Em 1972 passava na tv, provavelmente preto e branca em praticamente todos os lares desse país, uma novela, da qual eu não sei o nome, poderia até perguntar para minha mãe, mas sempre esqueço de o fazer; o que importa é que nessa novela havia um casal de protagonistas. E a D. Sirley na 4ª gestação, esperando e desejando uma guria, a tão sonhada guria. O casal da novela era formado pelo Márcio e pela Thais. Coincidentemente (se alguém acredita no destino...) havia uma amiga da minha mãe que também estava grávida. E desejava ter um guri. Seria o Márcio e a Thais seria a filha da Sirley. Assim ficou combinado, mas esqueceram de combinar com Deus. E esse esquecimento custou à Sirley 'perder' a Thais e ganhar o Márcio e a sua amiga ganhar a Thais. Assim foi escolhido o meu nome, meio que ao acaso com a surpresa de ter nascido um guri ao invés da guria que a Sirley ainda tentou mais uma vez, sem sucesso. E alguém aqui acredita nas linhas que o destino escreve? Bem, eu gostaria de conhecer a Thais, mas acho que a vida não será tão genorosa assim...

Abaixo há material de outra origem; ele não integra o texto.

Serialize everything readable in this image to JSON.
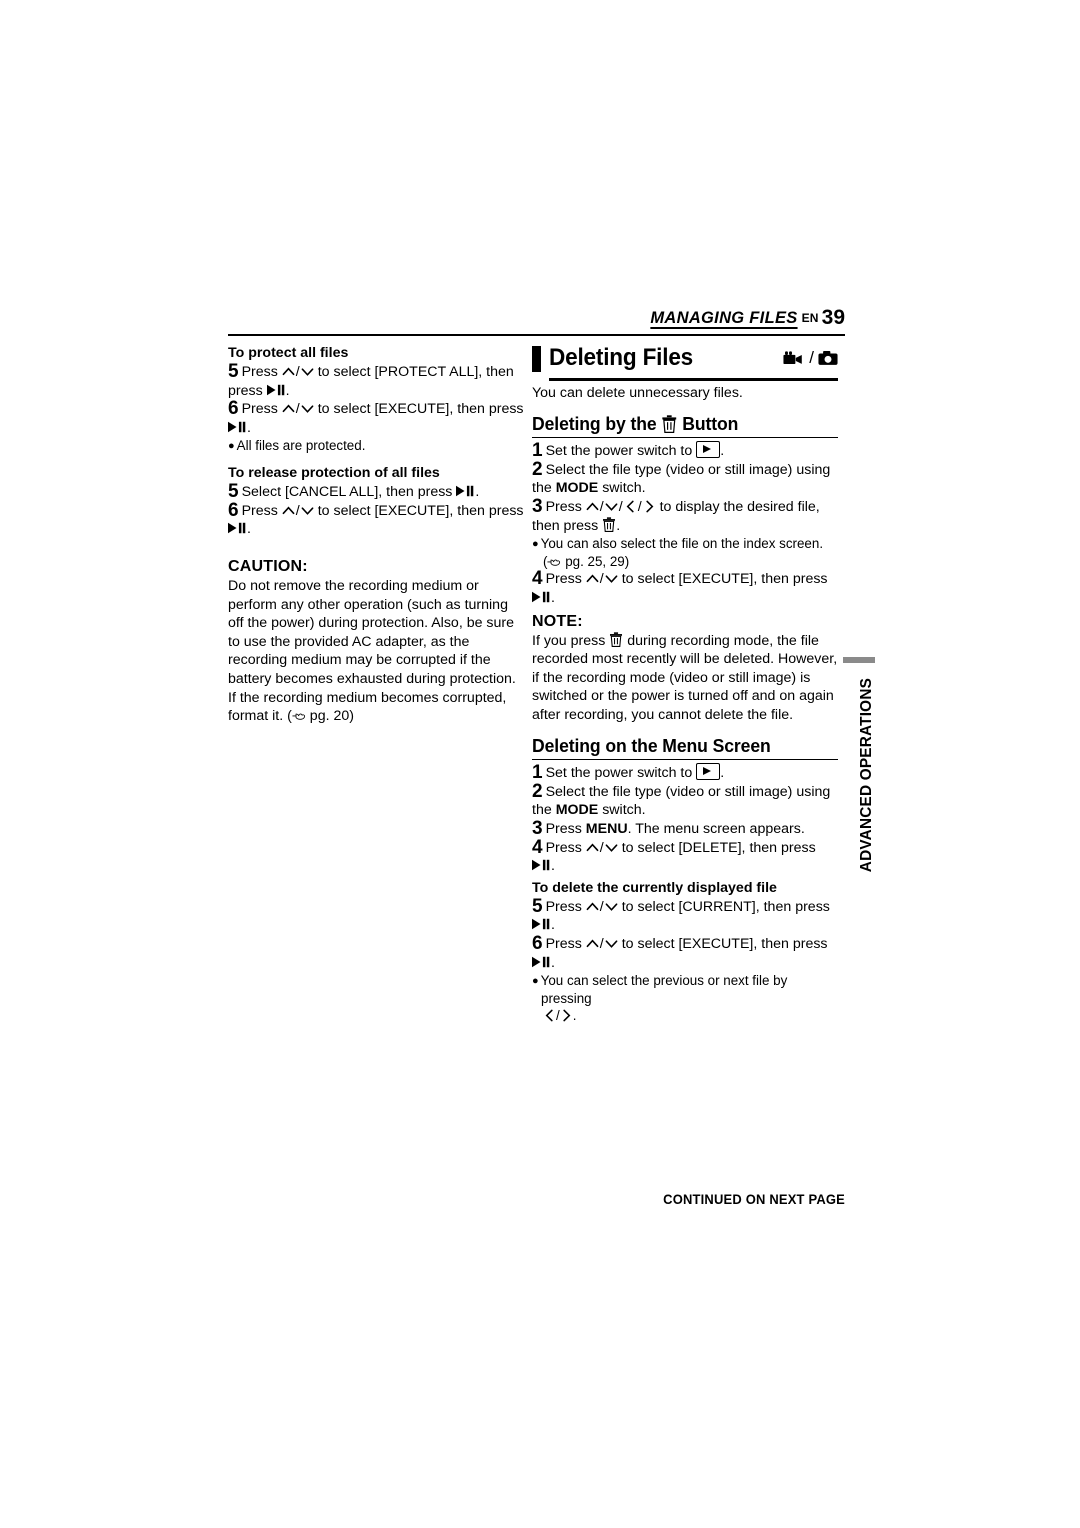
{
  "header": {
    "chapter": "MANAGING FILES",
    "en": "EN",
    "page_number": "39"
  },
  "left_column": {
    "protect_all": {
      "heading": "To protect all files",
      "steps": [
        {
          "num": "5",
          "pre": "Press",
          "mid": "to select [PROTECT ALL], then",
          "post": "press",
          "end": "."
        },
        {
          "num": "6",
          "pre": "Press",
          "mid": "to select [EXECUTE], then",
          "post": "press",
          "end": "."
        }
      ],
      "bullet": "All files are protected."
    },
    "release_protection": {
      "heading": "To release protection of all files",
      "step5_pre": "Select [CANCEL ALL], then press",
      "step5_end": ".",
      "step6_pre": "Press",
      "step6_mid": "to select [EXECUTE], then",
      "step6_post": "press",
      "step6_end": "."
    },
    "caution": {
      "title": "CAUTION:",
      "body_part1": "Do not remove the recording medium or perform any other operation (such as turning off the power) during protection. Also, be sure to use the provided AC adapter, as the recording medium may be corrupted if the battery becomes exhausted during protection. If the recording medium becomes corrupted, format it. (",
      "body_part2": " pg. 20)"
    }
  },
  "right_column": {
    "section": {
      "title": "Deleting Files",
      "intro": "You can delete unnecessary files.",
      "icons": [
        "camcorder-icon",
        "photo-camera-icon"
      ]
    },
    "delete_by_button": {
      "title_pre": "Deleting by the",
      "title_post": "Button",
      "steps": {
        "s1_pre": "Set the power switch to",
        "s1_end": ".",
        "s2": "Select the file type (video or still image) using the",
        "s2_bold": "MODE",
        "s2_end": "switch.",
        "s3_pre": "Press",
        "s3_mid": "to display the desired file, then press",
        "s3_end": ".",
        "s3_bullet1": "You can also select the file on the index screen.",
        "s3_bullet2": " pg. 25, 29)",
        "s4_pre": "Press",
        "s4_mid": "to select [EXECUTE], then",
        "s4_post": "press",
        "s4_end": "."
      }
    },
    "note": {
      "title": "NOTE:",
      "body_pre": "If you press",
      "body_post": "during recording mode, the file recorded most recently will be deleted. However, if the recording mode (video or still image) is switched or the power is turned off and on again after recording, you cannot delete the file."
    },
    "delete_on_menu": {
      "title": "Deleting on the Menu Screen",
      "steps": {
        "s1_pre": "Set the power switch to",
        "s1_end": ".",
        "s2": "Select the file type (video or still image) using the",
        "s2_bold": "MODE",
        "s2_end": "switch.",
        "s3_pre": "Press",
        "s3_bold": "MENU",
        "s3_post": ". The menu screen appears.",
        "s4_pre": "Press",
        "s4_mid": "to select [DELETE], then press",
        "s4_end": "."
      },
      "current_file": {
        "heading": "To delete the currently displayed file",
        "s5_pre": "Press",
        "s5_mid": "to select [CURRENT], then",
        "s5_post": "press",
        "s5_end": ".",
        "s6_pre": "Press",
        "s6_mid": "to select [EXECUTE], then",
        "s6_post": "press",
        "s6_end": ".",
        "bullet": "You can select the previous or next file by pressing",
        "bullet_end": "."
      }
    }
  },
  "side_tab": {
    "label": "ADVANCED OPERATIONS",
    "bar_color": "#8a8a8a"
  },
  "footer": {
    "text": "CONTINUED ON NEXT PAGE"
  }
}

Lembro da minha avó, na verdade bisavó materna, a italiana que nos levava na missa desde pequeninhos. Não conheci minha avó paterna e materna e nem meu avô paterno, o velho Laudelino. Mas conheci a bisa e seu filho, meu avô, embora só tenha sabido muito tempo atrás que era meu avô. Uma história e tanto, que fica para um outro dia. Quem sabe um livro ou um roteiro de filme? Já pensei muito sobre isso.


O fato é que eu era vidrado nessa (bis) avó. Lembro de todas as noites, quando era viva, durante a madrugada, andar pela casa, atravessá-la, para chegar ao seu quarto e me deitar aos seus pés, porque na cabeceira estava o meu irmão mais velho Rogério, que dormia sempre com ela. E assim ela me apelidou de Coruja. Tenho algumas lembranças de minha (bis) avó. Mas não recordo do seu rosto. Morreu em 1976, último ano de um jejum de 8 anos do GRÊMIO sem ganhar um Gauchão (o fez em 77, com o famoso gol de André Catimba e seu salto mortal que deu errado - time comandado pelo saudoso Telê Santana). Lembro do dia do enterro dela, o Rogério com 10 anos, aquela movimentação de velório, mas da qual nem eu e nem os demais irmãos participaram. Eles nos excluiram por sermos muito pequenos e não pude me despedir daquela velha senhora que tanto eu amava, sem nem saber direito o que era o amor. Eu tinha 4 anos. Acho que essas 'escapadinhas' durante a madrugada demonstravam o meu espírito transgressor, a minha inquietude com as leis e regras... tenho vivo na memória esses dias (noites/ madrugadas) que atravessava a sala, a sala de jantar, a cozinha, para chegar no quarto da vó. E como era tão pequeninho, parecia que cruzava o mundo... o real para o imaginário.

Depois que ela morreu, seu quarto virou o quarto da fantasia (o que para eu já era em sua vida), o quarto que podíamos brincar e bagunçar. Foi intitulado o "quarto da bagunça". Tenho uma lembrança estranha, que deve ter se misturado com fantasia: dias depois de sua morte ela subindo a escada que dava para o porão, de branco, como uma nuvem... e me falando para eu aproveitar ao máximo a vida, porque morreria com 45 anos. E trago isso comigo pela vida toda.

O que é realidade e fantasia na vida de um guri de 4 anos? E num guri de 40 anos?